How to make better decisions: What I learned from Buffett and Munger

Read this book if you want to learn a counter-intuitive approach to life and decision-making from Buffett and Munger. The book is structured as a conversation between Munger, a “seeker” looking for wisdom and a Librarian. It draws from a lifetime of Buffett and Munger writing and speeches, all referenced in the lengthy bibliography. This was one of the best books I’ve ever read and I will re-read this at least once a year. Other things that stood out to me are below:

Worry more about avoiding stupid things than being right

You only have to be right a few times in your life as long as you don’t make any mistakes. 

It’s impossible to be right all the time, however  you have a chance if you’re still playing the game. This is a reminder of the risk of ruin. Avoid mistakes that will take you out of the game. This is true in life as it is in investing. For example, in looking for a job or evaluating an investment opportunity, how can you avoid doing stupid things or betting the farm? How can you make sure you stay alive and keep yourself in the game? This is not an argument for inactivity and being rooted in one place. It’s realizing that while it’s impossible to win or be right on things that are by nature indeterministic, it’s easier and more achievable to avoid mistakes very often. Now, you will miss some wins this way, but over the long run, you will do just fine. For example, Buffett & Munger have been able to become very rich despite missing out on most of the wealth created by technology companies in the past two decades. 

It matters how you define the problem

Invert, always invert. For example, to understand how to be happy in life, study how to make life miserable.

If you’re thinking of a solution to a difficult problem, think forwards as well as backwards. Say you want to be happy in life, you’d have to think about what you’d do if you wanted to be sad in life. When solving difficult problems, invert, and you’re likely to find new approaches to solve the problem. In life and work, spend as much time defining the problem as you do on solving it. 

Be wary of complexity as it leads to false confidence

This one is important. I’ve seen companies get so obsessed with data and metrics that they become far removed from the business goals those metrics are set up to drive and measure.  Also, some people are not comfortable saying, “I don’t know” or know an accept the limits of things that are unknowable.  The more powerful and useful any model, the more error it tends to produce through overconfident misuse.
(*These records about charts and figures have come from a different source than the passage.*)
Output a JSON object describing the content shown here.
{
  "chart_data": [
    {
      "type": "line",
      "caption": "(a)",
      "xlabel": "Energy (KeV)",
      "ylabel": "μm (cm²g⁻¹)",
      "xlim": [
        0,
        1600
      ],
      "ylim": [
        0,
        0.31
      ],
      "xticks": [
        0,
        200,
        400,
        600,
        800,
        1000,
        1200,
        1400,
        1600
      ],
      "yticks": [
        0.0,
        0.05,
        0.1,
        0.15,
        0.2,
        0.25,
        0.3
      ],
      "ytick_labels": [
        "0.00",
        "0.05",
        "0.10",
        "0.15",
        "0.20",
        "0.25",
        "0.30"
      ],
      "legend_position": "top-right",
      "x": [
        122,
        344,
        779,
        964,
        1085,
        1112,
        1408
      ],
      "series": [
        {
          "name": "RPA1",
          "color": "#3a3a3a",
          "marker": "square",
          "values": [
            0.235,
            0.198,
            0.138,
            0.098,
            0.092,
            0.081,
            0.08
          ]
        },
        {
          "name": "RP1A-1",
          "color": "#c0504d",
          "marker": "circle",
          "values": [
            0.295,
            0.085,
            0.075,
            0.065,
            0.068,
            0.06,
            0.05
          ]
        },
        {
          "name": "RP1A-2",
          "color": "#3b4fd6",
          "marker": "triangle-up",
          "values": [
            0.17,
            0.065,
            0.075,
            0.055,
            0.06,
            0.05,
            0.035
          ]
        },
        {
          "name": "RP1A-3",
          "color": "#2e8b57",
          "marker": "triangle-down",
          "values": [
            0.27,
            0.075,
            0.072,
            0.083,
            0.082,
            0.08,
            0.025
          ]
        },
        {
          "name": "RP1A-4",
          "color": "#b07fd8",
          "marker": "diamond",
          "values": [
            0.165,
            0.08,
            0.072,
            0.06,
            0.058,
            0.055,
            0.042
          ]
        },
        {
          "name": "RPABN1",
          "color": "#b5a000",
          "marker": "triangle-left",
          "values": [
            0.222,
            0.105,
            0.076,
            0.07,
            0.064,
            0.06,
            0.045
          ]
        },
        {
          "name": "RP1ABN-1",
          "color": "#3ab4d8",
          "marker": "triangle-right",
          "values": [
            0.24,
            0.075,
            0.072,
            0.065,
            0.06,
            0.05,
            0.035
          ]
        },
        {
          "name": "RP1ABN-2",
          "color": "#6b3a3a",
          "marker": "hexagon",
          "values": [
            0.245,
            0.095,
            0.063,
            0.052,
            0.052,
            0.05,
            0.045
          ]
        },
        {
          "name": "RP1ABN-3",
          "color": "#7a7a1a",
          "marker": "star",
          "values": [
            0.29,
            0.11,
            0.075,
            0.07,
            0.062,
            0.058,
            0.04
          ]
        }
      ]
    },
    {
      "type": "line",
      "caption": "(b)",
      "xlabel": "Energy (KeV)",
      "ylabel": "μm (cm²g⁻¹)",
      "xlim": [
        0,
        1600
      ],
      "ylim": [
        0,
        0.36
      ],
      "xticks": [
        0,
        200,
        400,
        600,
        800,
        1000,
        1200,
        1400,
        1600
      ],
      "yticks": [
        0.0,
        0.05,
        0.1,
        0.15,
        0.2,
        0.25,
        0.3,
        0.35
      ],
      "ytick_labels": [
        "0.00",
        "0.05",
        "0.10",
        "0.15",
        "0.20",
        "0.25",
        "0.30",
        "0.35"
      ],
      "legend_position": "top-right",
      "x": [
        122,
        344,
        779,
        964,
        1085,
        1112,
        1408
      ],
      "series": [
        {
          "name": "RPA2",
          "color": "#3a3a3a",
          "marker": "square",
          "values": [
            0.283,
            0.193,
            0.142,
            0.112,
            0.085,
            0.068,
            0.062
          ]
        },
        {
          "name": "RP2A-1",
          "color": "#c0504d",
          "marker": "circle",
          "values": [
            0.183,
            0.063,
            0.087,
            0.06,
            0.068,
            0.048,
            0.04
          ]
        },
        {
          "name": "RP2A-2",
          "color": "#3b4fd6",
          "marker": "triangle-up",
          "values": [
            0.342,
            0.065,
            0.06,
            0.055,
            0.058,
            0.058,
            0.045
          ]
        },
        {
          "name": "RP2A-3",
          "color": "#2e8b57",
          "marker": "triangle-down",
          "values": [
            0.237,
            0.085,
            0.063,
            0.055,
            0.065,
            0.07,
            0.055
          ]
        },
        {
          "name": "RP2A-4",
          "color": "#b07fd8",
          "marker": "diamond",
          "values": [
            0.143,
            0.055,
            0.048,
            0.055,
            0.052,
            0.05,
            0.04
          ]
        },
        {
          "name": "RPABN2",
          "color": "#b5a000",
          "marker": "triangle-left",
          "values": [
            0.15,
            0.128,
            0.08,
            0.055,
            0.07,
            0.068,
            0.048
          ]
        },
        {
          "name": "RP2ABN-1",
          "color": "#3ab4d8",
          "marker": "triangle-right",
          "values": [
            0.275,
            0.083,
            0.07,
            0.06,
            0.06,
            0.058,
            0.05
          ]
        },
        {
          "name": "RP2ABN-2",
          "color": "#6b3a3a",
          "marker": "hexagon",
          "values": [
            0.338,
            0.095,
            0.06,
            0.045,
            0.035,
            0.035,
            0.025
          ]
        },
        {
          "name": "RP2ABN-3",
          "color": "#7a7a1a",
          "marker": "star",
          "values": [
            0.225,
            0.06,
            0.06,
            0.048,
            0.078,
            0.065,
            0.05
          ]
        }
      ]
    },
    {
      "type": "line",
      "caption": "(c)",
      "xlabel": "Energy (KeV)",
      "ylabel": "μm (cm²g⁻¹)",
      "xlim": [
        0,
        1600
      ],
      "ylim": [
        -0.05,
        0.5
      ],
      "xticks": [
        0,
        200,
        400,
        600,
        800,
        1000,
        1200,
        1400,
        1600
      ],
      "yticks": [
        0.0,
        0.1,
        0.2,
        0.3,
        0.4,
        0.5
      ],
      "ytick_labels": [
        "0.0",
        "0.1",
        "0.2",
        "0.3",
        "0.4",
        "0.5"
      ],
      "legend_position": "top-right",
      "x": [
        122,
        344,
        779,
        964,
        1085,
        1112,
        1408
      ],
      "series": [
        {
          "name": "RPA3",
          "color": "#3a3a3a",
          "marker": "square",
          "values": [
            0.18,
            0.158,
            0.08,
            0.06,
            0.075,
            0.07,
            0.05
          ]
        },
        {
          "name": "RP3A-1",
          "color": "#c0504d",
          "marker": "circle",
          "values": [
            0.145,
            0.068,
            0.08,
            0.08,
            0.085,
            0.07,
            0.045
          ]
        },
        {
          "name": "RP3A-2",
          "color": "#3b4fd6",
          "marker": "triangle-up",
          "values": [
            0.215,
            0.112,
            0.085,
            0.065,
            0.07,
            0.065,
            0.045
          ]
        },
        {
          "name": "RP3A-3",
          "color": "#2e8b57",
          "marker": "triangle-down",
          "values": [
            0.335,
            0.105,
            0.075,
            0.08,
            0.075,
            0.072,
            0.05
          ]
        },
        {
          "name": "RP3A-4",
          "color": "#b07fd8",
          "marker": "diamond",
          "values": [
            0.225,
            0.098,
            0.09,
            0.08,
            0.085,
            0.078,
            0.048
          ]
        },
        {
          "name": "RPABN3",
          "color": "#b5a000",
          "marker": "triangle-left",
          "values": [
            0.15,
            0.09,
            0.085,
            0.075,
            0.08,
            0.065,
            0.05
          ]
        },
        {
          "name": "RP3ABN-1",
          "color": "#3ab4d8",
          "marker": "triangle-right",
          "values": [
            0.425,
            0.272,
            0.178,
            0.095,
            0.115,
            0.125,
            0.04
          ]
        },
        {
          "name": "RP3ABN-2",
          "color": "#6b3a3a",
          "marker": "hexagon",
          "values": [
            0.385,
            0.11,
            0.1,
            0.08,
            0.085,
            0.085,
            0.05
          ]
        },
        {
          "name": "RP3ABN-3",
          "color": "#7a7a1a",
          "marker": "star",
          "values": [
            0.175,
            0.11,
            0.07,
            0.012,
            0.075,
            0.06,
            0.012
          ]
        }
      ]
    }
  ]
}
The more complex the metric, the more likely for it to be divorced from what it was set out to measure.  Additional complexity does not mean a better solution. One quote that this reminds me of. 

How do you know macroeconomists have a sense of humor? They use decimal points.

Stay away from complicated rules and filters. They do not necessarily improve accuracy and they provide false precision. For each big decision, ask yourself: “What are the 2 or 3 things that matter most?”. Very quickly, narrow your decision making criteria to the most important and knowable facts. 

Ask yourself: What evidence should exist if my argument or hypothesis is correct?

Always remember the things that do not affect whether something is true or not

Some things are either true or not. You cannot use any of the above as a proxy for good decision-making all the time. This is especially true in complex systems, where the interactions of all the components are not fully understood. Hold yourself to a higher bar and do the work required to have an opinion.

Positive Return on Investment (ROI) is not enough reason to make an investment

You cannot merely do one thing

Second-order effects are important. In business and in life, demand more than positive ROI to justify investing money or time. Buffett gives an example of Berkshire Hathaway as a textile company. There were always positive ROI investment opportunities, but once you did invest, competitors will do the same things right away, wiping away any returns above the market. Of course,  there are investments that will have to be made for defensive purposes or meeting parity with competitors. However, many positive ROI investment opportunities can make a business  or industry look better than it does. The US textile industry was in dire straits for reasons that had little do with investment: pressure from lower-cost exports, changing consumer tastes. But there were always opportunities to “invest X and break even in 3 months”. Once you invest, however, competitors invest, lower prices and you are forced to give those savings to customers to compete. Those are not the investments that will set your business apart. Those investments are the price of entry. As a business or individual, you should have investments in parity categories of course, but also in areas that can give you a lasting advantage. Those take longer to develop and execute but more beneficial.